Entre 2020 e 2021, a esperança de vida da
população caiu de 76 para 74 anos. A presença nas salas de aula de crianças e
jovens entre 6 e 14 anos passou de 99,27% para 98,84%. Já a renda per capita
saiu de R$ 814 para R$ 723. Os dados estão no relatório divulgado nesta
terça-feira pelo Programa das Nações Unidas para o Desenvolvimento (Pnud). Essa
realidade determinou o recuo do Índice de Desenvolvimento Humano Municipal
(IDHM) — índice brasileiro que segue as mesmas dimensões do IDH Global —
em pelo menos seis anos em 2021: 0,766, patamar próximo ao de 2015, quando
ficou em 0,765.
As perdas humanas e materiais marcaram as
famílias, as cidades, os estados brasileiros. Conforme consta do documento, o
retrocesso "pode ser visualizado, de forma mais significativa, em um
conjunto de estados das regiões Norte, Nordeste, Sudeste e Sul". Ao todo,
entre 2019 e 2021, em seis estados o índice passou do nível alto para o médio:
Pará, Bahia, Paraíba, Piauí, Roraima e Amapá. Quando analisados outros quatro,
a queda foi da posição de muito alto para alto — Rio de Janeiro, Rio Grande do
Sul, Santa Catarina e Paraná.
A retomada social e econômica vem ocorrendo e
apresentando sinais animadores, com o curso da sociedade voltando ao
considerado normal. Porém, algumas situações se transformaram em desafios para
as pessoas, as empresas e os governos. A regressão do IDHM escancara justamente
os pontos sensíveis que necessitam de intervenções.
A crise sistêmica implantada pela covid-19
atingiu dimensões do desenvolvimento de maneira abrupta, porém é preciso
implementar medidas eficientes de recuperação. O reparo na área educacional,
por exemplo, é urgente. Alunos de todas as etapas tiveram o aprendizado
prejudicado, e um número preocupante abandonou os estudos. Resgatar essas
crianças e jovens é uma tarefa que as prefeituras e os governos estaduais
precisam cumprir com eficiência. A defasagem decorrente do fechamento das
instituições de ensino durante a pandemia é outro fator que precisa ser
combatido. Com planejamento dos programas das disciplinas, ampliação da carga
horária e oferta de aulas de reforço, é possível avançar e superar o atraso.

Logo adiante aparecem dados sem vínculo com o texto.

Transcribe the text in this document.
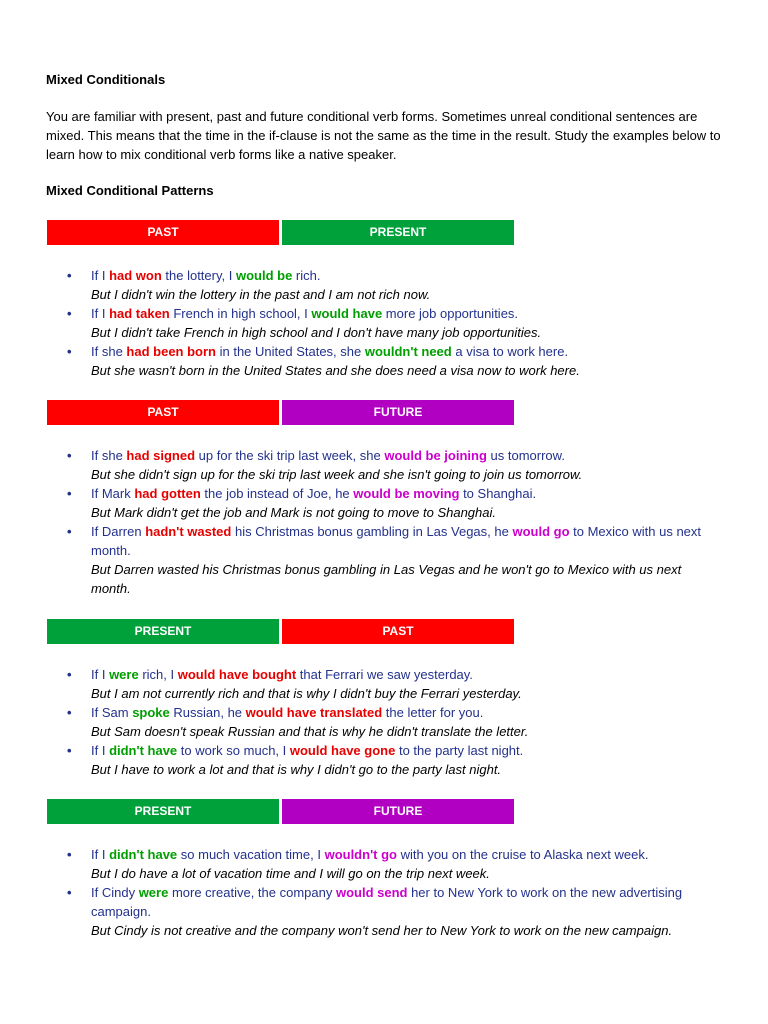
Mixed Conditionals
You are familiar with present, past and future conditional verb forms. Sometimes unreal conditional sentences are mixed. This means that the time in the if-clause is not the same as the time in the result. Study the examples below to learn how to mix conditional verb forms like a native speaker.
Mixed Conditional Patterns
PAST	PRESENT
•
If I had won the lottery, I would be rich.
But I didn't win the lottery in the past and I am not rich now.
•
If I had taken French in high school, I would have more job opportunities.
But I didn't take French in high school and I don't have many job opportunities.
•
If she had been born in the United States, she wouldn't need a visa to work here.
But she wasn't born in the United States and she does need a visa now to work here.
PAST	FUTURE
•
If she had signed up for the ski trip last week, she would be joining us tomorrow.
But she didn't sign up for the ski trip last week and she isn't going to join us tomorrow.
•
If Mark had gotten the job instead of Joe, he would be moving to Shanghai.
But Mark didn't get the job and Mark is not going to move to Shanghai.
•
If Darren hadn't wasted his Christmas bonus gambling in Las Vegas, he would go to Mexico with us next month.
But Darren wasted his Christmas bonus gambling in Las Vegas and he won't go to Mexico with us next month.
PRESENT	PAST
•
If I were rich, I would have bought that Ferrari we saw yesterday.
But I am not currently rich and that is why I didn't buy the Ferrari yesterday.
•
If Sam spoke Russian, he would have translated the letter for you.
But Sam doesn't speak Russian and that is why he didn't translate the letter.
•
If I didn't have to work so much, I would have gone to the party last night.
But I have to work a lot and that is why I didn't go to the party last night.
PRESENT	FUTURE
•
If I didn't have so much vacation time, I wouldn't go with you on the cruise to Alaska next week.
But I do have a lot of vacation time and I will go on the trip next week.
•
If Cindy were more creative, the company would send her to New York to work on the new advertising campaign.
But Cindy is not creative and the company won't send her to New York to work on the new campaign.
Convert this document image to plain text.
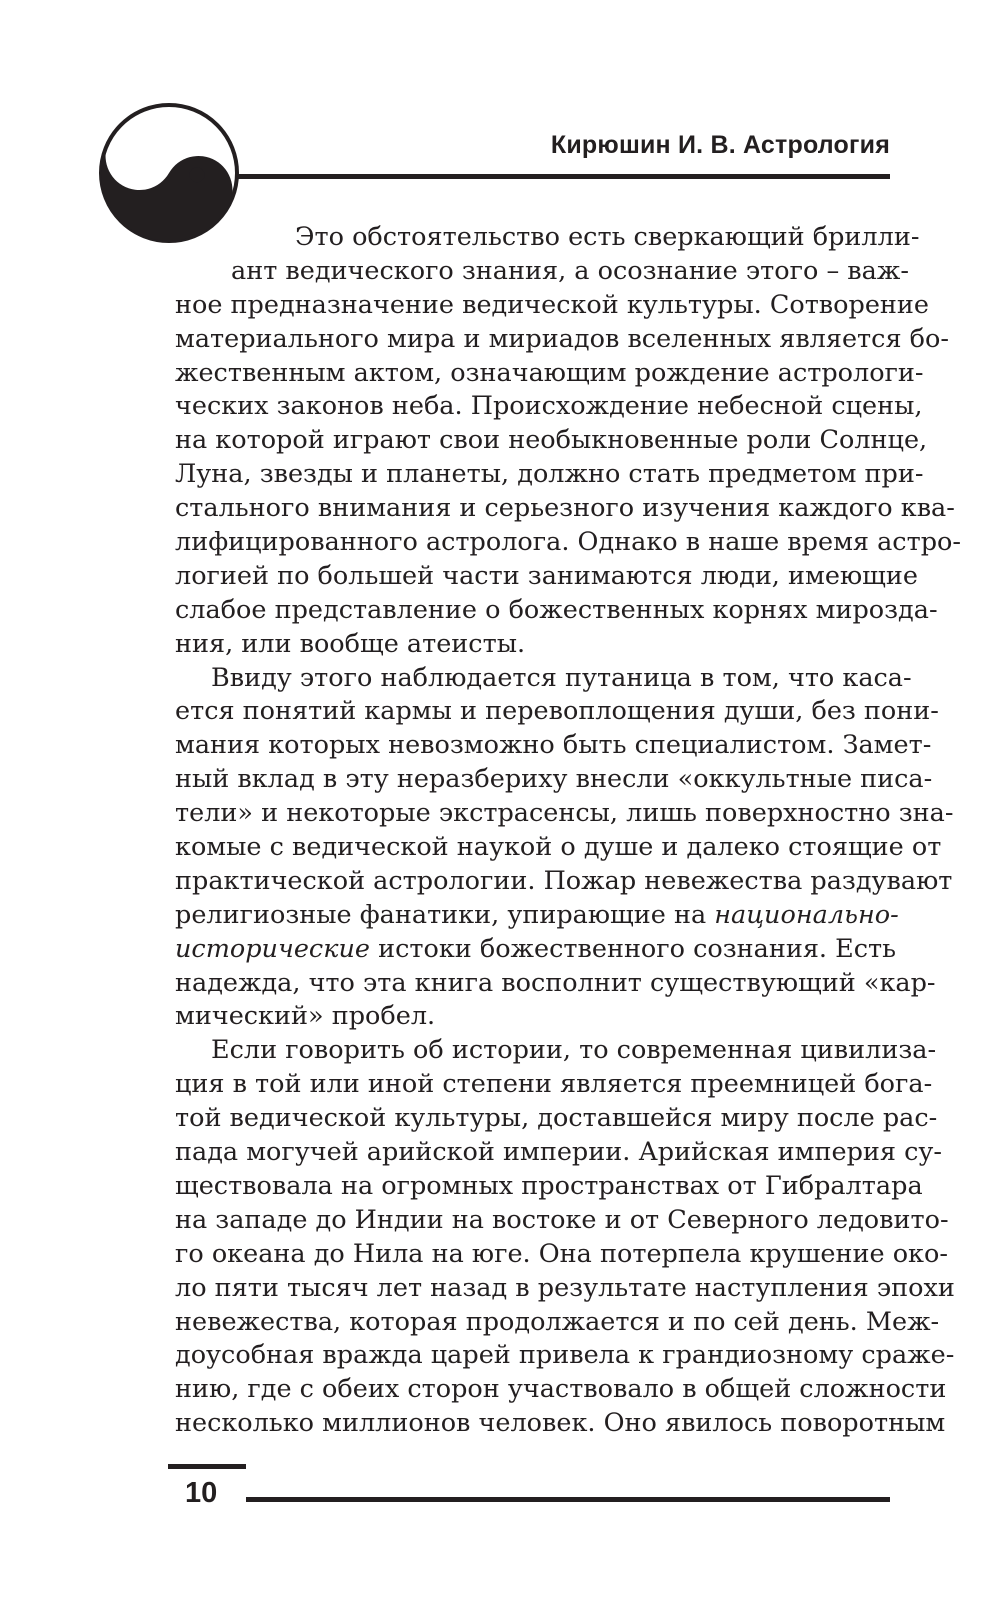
Кирюшин И. В. Астрология
Это обстоятельство есть сверкающий брилли-
ант ведического знания, а осознание этого – важ-
ное предназначение ведической культуры. Сотворение
материального мира и мириадов вселенных является бо-
жественным актом, означающим рождение астрологи-
ческих законов неба. Происхождение небесной сцены,
на которой играют свои необыкновенные роли Солнце,
Луна, звезды и планеты, должно стать предметом при-
стального внимания и серьезного изучения каждого ква-
лифицированного астролога. Однако в наше время астро-
логией по большей части занимаются люди, имеющие
слабое представление о божественных корнях мирозда-
ния, или вообще атеисты.
Ввиду этого наблюдается путаница в том, что каса-
ется понятий кармы и перевоплощения души, без пони-
мания которых невозможно быть специалистом. Замет-
ный вклад в эту неразбериху внесли «оккультные писа-
тели» и некоторые экстрасенсы, лишь поверхностно зна-
комые с ведической наукой о душе и далеко стоящие от
практической астрологии. Пожар невежества раздувают
религиозные фанатики, упирающие на национально-
исторические истоки божественного сознания. Есть
надежда, что эта книга восполнит существующий «кар-
мический» пробел.
Если говорить об истории, то современная цивилиза-
ция в той или иной степени является преемницей бога-
той ведической культуры, доставшейся миру после рас-
пада могучей арийской империи. Арийская империя су-
ществовала на огромных пространствах от Гибралтара
на западе до Индии на востоке и от Северного ледовито-
го океана до Нила на юге. Она потерпела крушение око-
ло пяти тысяч лет назад в результате наступления эпохи
невежества, которая продолжается и по сей день. Меж-
доусобная вражда царей привела к грандиозному сраже-
нию, где с обеих сторон участвовало в общей сложности
несколько миллионов человек. Оно явилось поворотным
10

No mercado de trabalho, as dificuldades são
anteriores ao coronavírus, porém foram agravadas com o confinamento. A retomada
dos negócios e das oportunidades ocorre gradativamente, e indicadores mostram a
retomada. O brasileiro tem conseguido se levantar do tombo, no entanto,
diferenças continuam marcantes. As variações de rendimento das famílias entre
as cidades e os estados são significativas, dificultando o crescimento do país.
As políticas de incentivo e de amparo precisam mirar no combate à desigualdade
social, um desafio complexo que exige união de esforços.
O Brasil só vai obter conquistas relevantes — que resolvam as dívidas criadas antes e durante a pandemia — se diversificar sua produção, levar em conta a transição ecológica, lidar com o envelhecimento da população e investir na preparação dos jovens, além de estabelecer ações públicas eficazes na educação, saúde e segurança. Os desajustes provocados pela pandemia foram grandes e visíveis. Agora, um ano após o fim da emergência sanitária, é fundamental propor soluções que promovam melhorias duradouras e que levantem o IDH. O país precisa recuperar a educação, garantir a qualidade e a expectativa de vida, assegurar trabalho digno e bem remunerado. A pandemia passou, e os tempos difíceis no Brasil também precisam ser superados.